Does Anyone Really Want a Deal?
Gilbert N. Kahn is a professor of Political Science at Kean University.
Three weeks ago most analysts admitted—except for the irreconcilables on Fox News–that Obama defeated Romney in almost every category; popular vote electoral vote, increase in Senate seats, and gained House seats. The thinking was that this repudiation of the Republican efforts would bring about at least a brief respite, a period of commiseration, and decreased partisan bickering. All of this, it was suggested, might indeed create a hopeful environment from which Democrats and Republicans quickly would work together to keep the country from going off the fiscal cliff in January. Indeed this mood of collegiality was created; unfortunately it appears to have last for barely two weeks! Certainly, after the remarks at the end of last week and on the Sunday news show the era of good feeling has been short-lived. Mudslinging has returned with a vengeance.
Leaving aside the substance of how to construct the details of a deal—which many on both sides believe they understand– there once again appear to be major fundamental negotiating problems on the Republican side. First, there is the matter of the future direction of the Republican Party and who will lead back out of the wilderness. There initially appeared to be a growing consensus that after the losses on November 6, Republicans understood that they truly needed to move back to the center, if for no other reason than the election results clearly suggested this was where the new voting majority of the American people were.
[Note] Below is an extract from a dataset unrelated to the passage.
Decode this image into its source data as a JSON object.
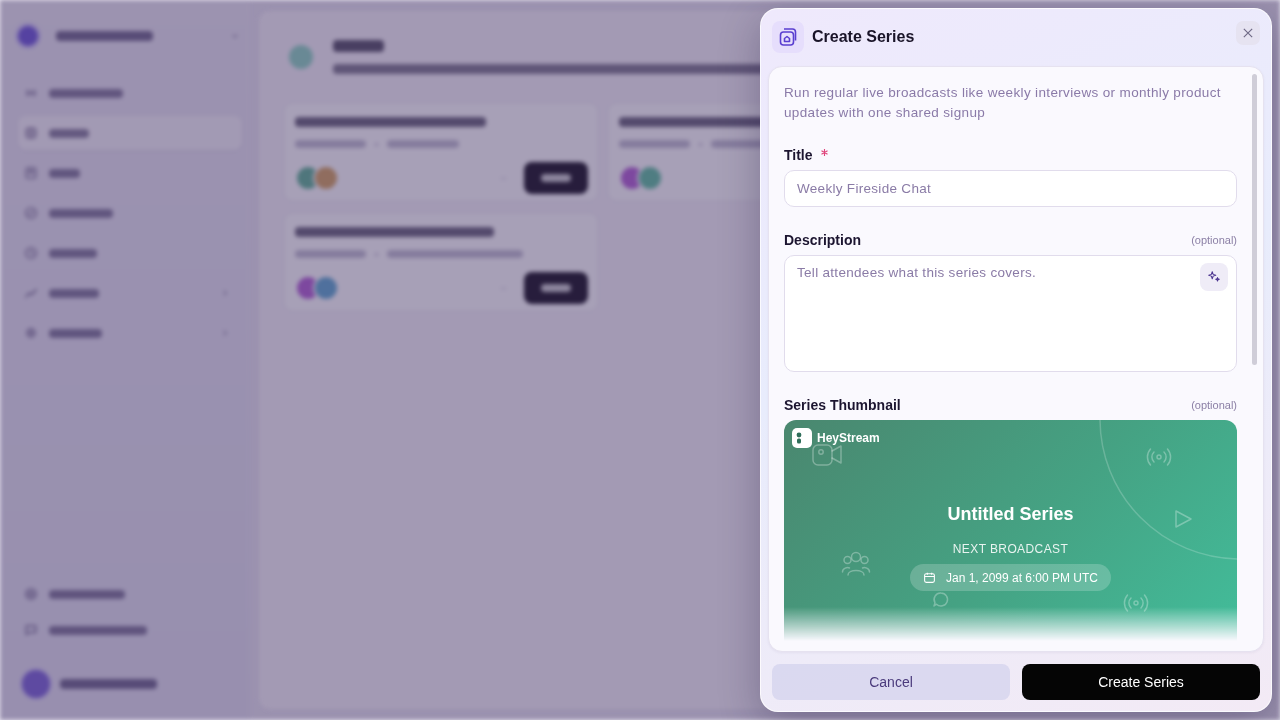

If the Republicans had accepted that conclusion, than playing ball to get a deal done fast should have been the strategy. In so doing, following the election debacle, public dissatisfaction with Congress could have been somewhat assuaged.
This approach, however, has apparently broken down and given way to the same aggressive mood the House leadership showed before the election. Speaker Boehner must obviously feel the heat coming from the Tea Party wing despite their relative quiet in the immediate aftermath of the election. He also saw that Rep. Tom Cole's willingness to push his colleagues to accept the compromise to continue the tax cuts only for 98% of Americas and not the top 2% had gathered no rallying support with the GOP. Unless Cole picks up some more voices of support within that, he may lose his leadership position, and Congress may us fall over the cliff.
There is also the fact that the future leadership of the Republican Party in Congress and for the race for the White House in 2016 is very much already being fought out even before the 213th Congress has been seated. If the Cantor-Ryan-McConnell-DeWine wing will prevail–no matter what resolution occurs in Congress in the early months of 2013 as the new Congress deals with a renewed recession–the old Republican Party may be doomed to join the Whig Party in future history books.
Not that the Dems are blameless in their play over the past three weeks. Both they and the President have engaged in a bit too much triumphalism, even if it has been predicated on a desire to move ahead. The President must give the Republicans at least one major bone which will prove that he is willing to insure that his Democratic friends will be angry as well at the compromise. There is a need for some Democrats also to be balking at an agreement; then you will know the leaders are moving in the right direction.
If the Republican blast of cold air is followed shortly by some serious deliberations—in private and behind closed doors–then making headway to have a bill out by December 5th and passed by the 23rd could send Members home smiling behind their compromises and the public more at ease at their Christmas tables.